O amor à verdade substitui, na mocidade de hoje, o amor à mentira, ainda que generosamente encarado, que caracterizava a mocidade de ontem e de antes de ontem. De nada serve servir a mentira, por generosidade que seja. O anarquismo, o socialismo, o democratismo - todo esse lixo de coisas simpáticas que se esquecem de que teorizam para a humanidade de carne e osso - foram divinizações da mentira. E foram essa cousa a que Carlyle chama a pior espécie de mentira - a mentira que se julga verdade. Não foram o erro, que é admissível. Qualquer um erra. Mas não todos mentem inconscientemente.»

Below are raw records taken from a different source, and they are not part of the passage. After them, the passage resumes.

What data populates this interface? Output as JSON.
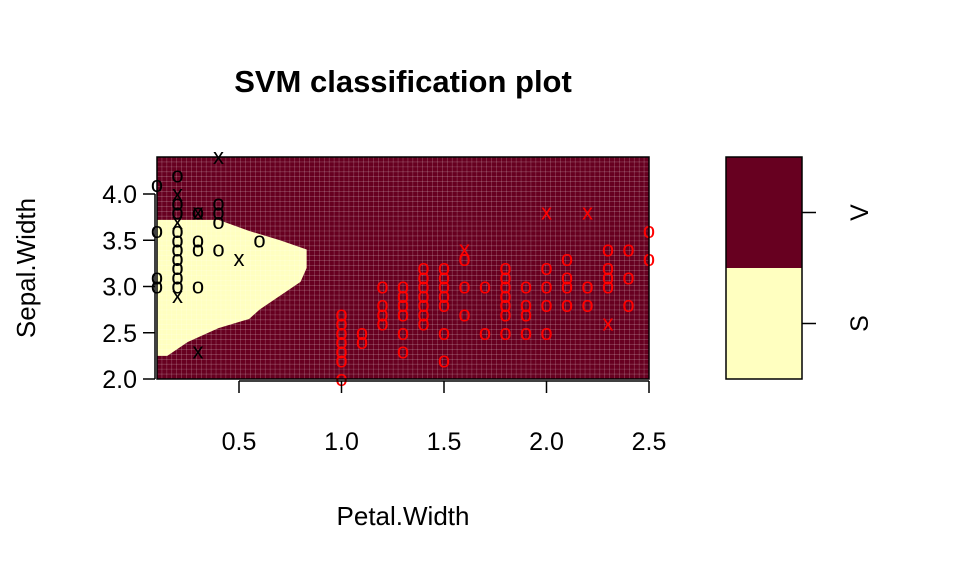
{
  "chart_data": {
    "type": "scatter",
    "title": "SVM classification plot",
    "xlabel": "Petal.Width",
    "ylabel": "Sepal.Width",
    "xlim": [
      0.1,
      2.5
    ],
    "ylim": [
      2.0,
      4.4
    ],
    "x_ticks": [
      "0.5",
      "1.0",
      "1.5",
      "2.0",
      "2.5"
    ],
    "y_ticks": [
      "2.0",
      "2.5",
      "3.0",
      "3.5",
      "4.0"
    ],
    "grid": true,
    "regions": {
      "S": {
        "color": "#ffffc0",
        "boundary": [
          [
            0.1,
            2.25
          ],
          [
            0.15,
            2.25
          ],
          [
            0.25,
            2.4
          ],
          [
            0.4,
            2.55
          ],
          [
            0.55,
            2.65
          ],
          [
            0.6,
            2.75
          ],
          [
            0.7,
            2.9
          ],
          [
            0.8,
            3.05
          ],
          [
            0.83,
            3.2
          ],
          [
            0.83,
            3.4
          ],
          [
            0.7,
            3.5
          ],
          [
            0.55,
            3.6
          ],
          [
            0.4,
            3.72
          ],
          [
            0.1,
            3.72
          ]
        ]
      },
      "V": {
        "color": "#670020"
      }
    },
    "legend": {
      "placement": "right",
      "entries": [
        "V",
        "S"
      ],
      "colors": [
        "#670020",
        "#ffffc0"
      ]
    },
    "series": [
      {
        "class": "S",
        "color": "#000000",
        "points": [
          [
            0.1,
            4.1,
            "o"
          ],
          [
            0.2,
            4.2,
            "o"
          ],
          [
            0.2,
            4.0,
            "x"
          ],
          [
            0.2,
            3.8,
            "o"
          ],
          [
            0.3,
            3.8,
            "x"
          ],
          [
            0.4,
            4.4,
            "x"
          ],
          [
            0.4,
            3.9,
            "o"
          ],
          [
            0.4,
            3.8,
            "o"
          ],
          [
            0.4,
            3.7,
            "o"
          ],
          [
            0.2,
            3.7,
            "x"
          ],
          [
            0.1,
            3.6,
            "o"
          ],
          [
            0.2,
            3.6,
            "o"
          ],
          [
            0.2,
            3.5,
            "o"
          ],
          [
            0.2,
            3.4,
            "o"
          ],
          [
            0.3,
            3.5,
            "o"
          ],
          [
            0.3,
            3.4,
            "o"
          ],
          [
            0.4,
            3.4,
            "o"
          ],
          [
            0.6,
            3.5,
            "o"
          ],
          [
            0.5,
            3.3,
            "x"
          ],
          [
            0.2,
            3.3,
            "o"
          ],
          [
            0.2,
            3.2,
            "o"
          ],
          [
            0.2,
            3.1,
            "o"
          ],
          [
            0.1,
            3.1,
            "o"
          ],
          [
            0.2,
            3.0,
            "o"
          ],
          [
            0.1,
            3.0,
            "o"
          ],
          [
            0.3,
            3.0,
            "o"
          ],
          [
            0.2,
            2.9,
            "x"
          ],
          [
            0.3,
            2.3,
            "x"
          ],
          [
            0.2,
            3.9,
            "o"
          ],
          [
            0.3,
            3.8,
            "o"
          ]
        ]
      },
      {
        "class": "V",
        "color": "#ff0000",
        "points": [
          [
            1.0,
            2.7,
            "o"
          ],
          [
            1.0,
            2.6,
            "o"
          ],
          [
            1.0,
            2.5,
            "o"
          ],
          [
            1.0,
            2.4,
            "o"
          ],
          [
            1.0,
            2.3,
            "o"
          ],
          [
            1.0,
            2.2,
            "o"
          ],
          [
            1.0,
            2.0,
            "o"
          ],
          [
            1.1,
            2.5,
            "o"
          ],
          [
            1.1,
            2.4,
            "o"
          ],
          [
            1.2,
            3.0,
            "o"
          ],
          [
            1.2,
            2.8,
            "o"
          ],
          [
            1.2,
            2.7,
            "o"
          ],
          [
            1.2,
            2.6,
            "o"
          ],
          [
            1.3,
            3.0,
            "o"
          ],
          [
            1.3,
            2.9,
            "o"
          ],
          [
            1.3,
            2.8,
            "o"
          ],
          [
            1.3,
            2.7,
            "o"
          ],
          [
            1.3,
            2.5,
            "o"
          ],
          [
            1.3,
            2.3,
            "o"
          ],
          [
            1.4,
            3.2,
            "o"
          ],
          [
            1.4,
            3.1,
            "o"
          ],
          [
            1.4,
            3.0,
            "o"
          ],
          [
            1.4,
            2.9,
            "o"
          ],
          [
            1.4,
            2.8,
            "o"
          ],
          [
            1.4,
            2.7,
            "o"
          ],
          [
            1.4,
            2.6,
            "o"
          ],
          [
            1.5,
            3.2,
            "o"
          ],
          [
            1.5,
            3.1,
            "o"
          ],
          [
            1.5,
            3.0,
            "o"
          ],
          [
            1.5,
            2.9,
            "o"
          ],
          [
            1.5,
            2.8,
            "o"
          ],
          [
            1.5,
            2.5,
            "o"
          ],
          [
            1.5,
            2.2,
            "o"
          ],
          [
            1.6,
            3.4,
            "x"
          ],
          [
            1.6,
            3.3,
            "o"
          ],
          [
            1.6,
            3.0,
            "o"
          ],
          [
            1.6,
            2.7,
            "o"
          ],
          [
            1.7,
            3.0,
            "o"
          ],
          [
            1.7,
            2.5,
            "o"
          ],
          [
            1.8,
            3.2,
            "o"
          ],
          [
            1.8,
            3.1,
            "o"
          ],
          [
            1.8,
            3.0,
            "o"
          ],
          [
            1.8,
            2.9,
            "o"
          ],
          [
            1.8,
            2.8,
            "o"
          ],
          [
            1.8,
            2.7,
            "o"
          ],
          [
            1.8,
            2.5,
            "o"
          ],
          [
            1.9,
            3.0,
            "o"
          ],
          [
            1.9,
            2.8,
            "o"
          ],
          [
            1.9,
            2.7,
            "o"
          ],
          [
            1.9,
            2.5,
            "o"
          ],
          [
            2.0,
            3.8,
            "x"
          ],
          [
            2.0,
            3.2,
            "o"
          ],
          [
            2.0,
            3.0,
            "o"
          ],
          [
            2.0,
            2.8,
            "o"
          ],
          [
            2.0,
            2.5,
            "o"
          ],
          [
            2.1,
            3.3,
            "o"
          ],
          [
            2.1,
            3.1,
            "o"
          ],
          [
            2.1,
            3.0,
            "o"
          ],
          [
            2.1,
            2.8,
            "o"
          ],
          [
            2.2,
            3.8,
            "x"
          ],
          [
            2.2,
            3.0,
            "o"
          ],
          [
            2.2,
            2.8,
            "o"
          ],
          [
            2.3,
            3.4,
            "o"
          ],
          [
            2.3,
            3.2,
            "o"
          ],
          [
            2.3,
            3.1,
            "o"
          ],
          [
            2.3,
            3.0,
            "o"
          ],
          [
            2.3,
            2.6,
            "x"
          ],
          [
            2.4,
            3.4,
            "o"
          ],
          [
            2.4,
            3.1,
            "o"
          ],
          [
            2.4,
            2.8,
            "o"
          ],
          [
            2.5,
            3.6,
            "o"
          ],
          [
            2.5,
            3.3,
            "o"
          ]
        ]
      }
    ]
  }
}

- Fernando Pessoa, "Páginas de Sociologia Política"

Quando todos mentem inconscientemente, todos des-São, se assim posso dizer. Este Des-Ser resulta, por exemplo, na actual Descida colectiva. Ao abismo.

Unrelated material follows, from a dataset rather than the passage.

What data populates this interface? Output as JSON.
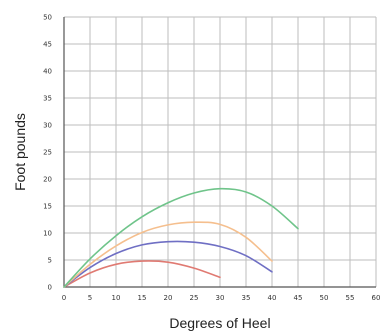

terça-feira, maio 24, 2011

Quem pode não deve



Em todo o caso, convém recordar que o Paraíso Terreal não está exactamente - em mera questão de finanças estatais - muito melhor que nós. Os tipos pedem emprestado à media de 125 biliões/mês. A quem? Bela questão. Parece que funciona mais ou menos assim: pedem à Reserva federal. Esta vai na máquina de imprimir notas que tem na cave, imprime mais uns biliões, emite títulos, e já está. Distribui o guito pelos do costume e vende os títulos aos chineses. E tiveram estes gajos o descaramento de prender o Madoff, imaginem só!...
Em resumo, parece que com o liberalismo também não vamos lá.

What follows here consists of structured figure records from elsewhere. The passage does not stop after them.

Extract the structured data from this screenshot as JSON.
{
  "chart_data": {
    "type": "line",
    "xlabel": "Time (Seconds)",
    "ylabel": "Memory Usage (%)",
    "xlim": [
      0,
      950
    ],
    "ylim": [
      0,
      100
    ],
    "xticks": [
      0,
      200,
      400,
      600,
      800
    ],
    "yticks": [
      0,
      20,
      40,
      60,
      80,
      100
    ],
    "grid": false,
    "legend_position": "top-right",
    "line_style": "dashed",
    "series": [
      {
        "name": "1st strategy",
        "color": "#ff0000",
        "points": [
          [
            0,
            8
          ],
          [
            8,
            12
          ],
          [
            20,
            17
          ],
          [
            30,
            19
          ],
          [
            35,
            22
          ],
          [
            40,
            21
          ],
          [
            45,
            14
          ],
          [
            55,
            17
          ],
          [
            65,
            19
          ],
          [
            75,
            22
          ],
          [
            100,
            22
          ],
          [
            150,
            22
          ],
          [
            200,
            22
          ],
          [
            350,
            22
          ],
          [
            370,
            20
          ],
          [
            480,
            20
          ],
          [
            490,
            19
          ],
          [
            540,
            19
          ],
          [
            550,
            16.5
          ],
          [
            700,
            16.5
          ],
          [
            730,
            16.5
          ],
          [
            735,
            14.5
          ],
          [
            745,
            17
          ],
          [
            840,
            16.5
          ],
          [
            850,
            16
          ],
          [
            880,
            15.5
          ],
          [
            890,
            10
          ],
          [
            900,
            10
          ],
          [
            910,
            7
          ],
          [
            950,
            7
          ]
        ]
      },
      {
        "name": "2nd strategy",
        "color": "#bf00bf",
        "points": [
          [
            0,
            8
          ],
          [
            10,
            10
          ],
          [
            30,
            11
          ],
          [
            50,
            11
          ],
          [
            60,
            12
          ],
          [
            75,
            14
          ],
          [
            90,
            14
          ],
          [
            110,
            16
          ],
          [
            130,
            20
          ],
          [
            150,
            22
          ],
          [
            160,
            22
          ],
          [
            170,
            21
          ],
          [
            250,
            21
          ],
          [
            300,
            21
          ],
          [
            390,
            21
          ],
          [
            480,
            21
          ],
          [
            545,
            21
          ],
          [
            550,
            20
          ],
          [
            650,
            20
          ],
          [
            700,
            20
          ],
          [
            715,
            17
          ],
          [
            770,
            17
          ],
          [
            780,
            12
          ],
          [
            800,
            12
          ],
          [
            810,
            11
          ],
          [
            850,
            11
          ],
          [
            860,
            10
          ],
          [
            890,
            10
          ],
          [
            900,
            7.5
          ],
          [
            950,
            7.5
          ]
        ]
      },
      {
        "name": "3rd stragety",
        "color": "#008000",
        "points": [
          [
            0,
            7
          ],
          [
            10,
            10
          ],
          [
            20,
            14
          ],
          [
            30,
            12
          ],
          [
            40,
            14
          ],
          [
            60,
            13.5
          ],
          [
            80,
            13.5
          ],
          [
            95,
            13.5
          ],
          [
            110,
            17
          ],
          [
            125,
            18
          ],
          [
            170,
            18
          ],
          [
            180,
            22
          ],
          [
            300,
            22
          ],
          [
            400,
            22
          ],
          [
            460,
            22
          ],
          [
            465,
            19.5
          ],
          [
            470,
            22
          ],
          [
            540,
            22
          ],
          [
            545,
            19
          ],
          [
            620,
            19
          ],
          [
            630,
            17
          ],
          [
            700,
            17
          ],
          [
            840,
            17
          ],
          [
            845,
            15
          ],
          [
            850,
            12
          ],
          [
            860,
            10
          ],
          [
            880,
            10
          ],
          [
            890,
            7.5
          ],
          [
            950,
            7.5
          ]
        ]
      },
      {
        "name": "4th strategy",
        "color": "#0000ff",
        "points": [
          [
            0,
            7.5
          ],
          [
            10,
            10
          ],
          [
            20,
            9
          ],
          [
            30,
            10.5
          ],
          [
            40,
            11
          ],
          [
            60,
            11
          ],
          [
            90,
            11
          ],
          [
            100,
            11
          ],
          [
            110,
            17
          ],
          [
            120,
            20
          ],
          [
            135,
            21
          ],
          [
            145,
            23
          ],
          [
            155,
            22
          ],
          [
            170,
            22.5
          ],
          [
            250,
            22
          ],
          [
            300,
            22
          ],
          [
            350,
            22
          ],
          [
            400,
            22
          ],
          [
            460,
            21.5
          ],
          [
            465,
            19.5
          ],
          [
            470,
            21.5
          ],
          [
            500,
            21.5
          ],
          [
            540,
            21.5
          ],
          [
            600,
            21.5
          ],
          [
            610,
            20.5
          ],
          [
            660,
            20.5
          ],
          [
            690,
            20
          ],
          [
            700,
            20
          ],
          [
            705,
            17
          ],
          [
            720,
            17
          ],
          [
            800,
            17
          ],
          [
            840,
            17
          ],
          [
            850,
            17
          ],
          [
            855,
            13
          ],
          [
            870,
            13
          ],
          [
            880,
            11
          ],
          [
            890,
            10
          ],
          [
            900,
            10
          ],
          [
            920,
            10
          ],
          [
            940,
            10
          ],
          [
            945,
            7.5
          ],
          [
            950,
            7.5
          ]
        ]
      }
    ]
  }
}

segunda-feira, maio 23, 2011

Questões prementes

Existem duas questões prementes neste momento em Portugal: uma de higiene e outra de política. A primeira resolve-se com a remoção do actual Primeiro-ministro mais a respectiva associação de malfeitores. A segunda vai permanecer irresolúvel até que a necessidade force a remoção do actual regime. Porque longe de resolver-se com qualquer eleição alternativa ao actual escroque entronizado, vai agravar-se à medida que o tempo passa. Cada hora, cada dia, cada mês representarão mais um degrau na descida ao - ia para dizer vórtice, mas é mais ralo garantido. É só calcular os juros e multiplicar pelo índice crescente e consecutivo de recessão.
Por um lado, isto é trágico. Por outro, não deixa de ser justo e merecido: um povo e um país que deram em patos bravos só andaram a pedi-las este tempo todo. E se os políticos foram a trampa que se reconhece e proclama, o povinho não andou melhor. Que pare de armar ao sonso e à vítima profissional e adquira urgentemente um mínimo de vértebra e testículo. Caso contrário, Ibéria aí vamos nós!...
Bem digo eu que a substituir o lema "orgulhosamente sós" improvisaram à pressão o "alguém que tome conta de nós". E se não forem os espanhóis, hão-de ser, por algum desígnio ou vocação súbitos, os brasileiros ou, cereja no topo do monturo, os angolanos.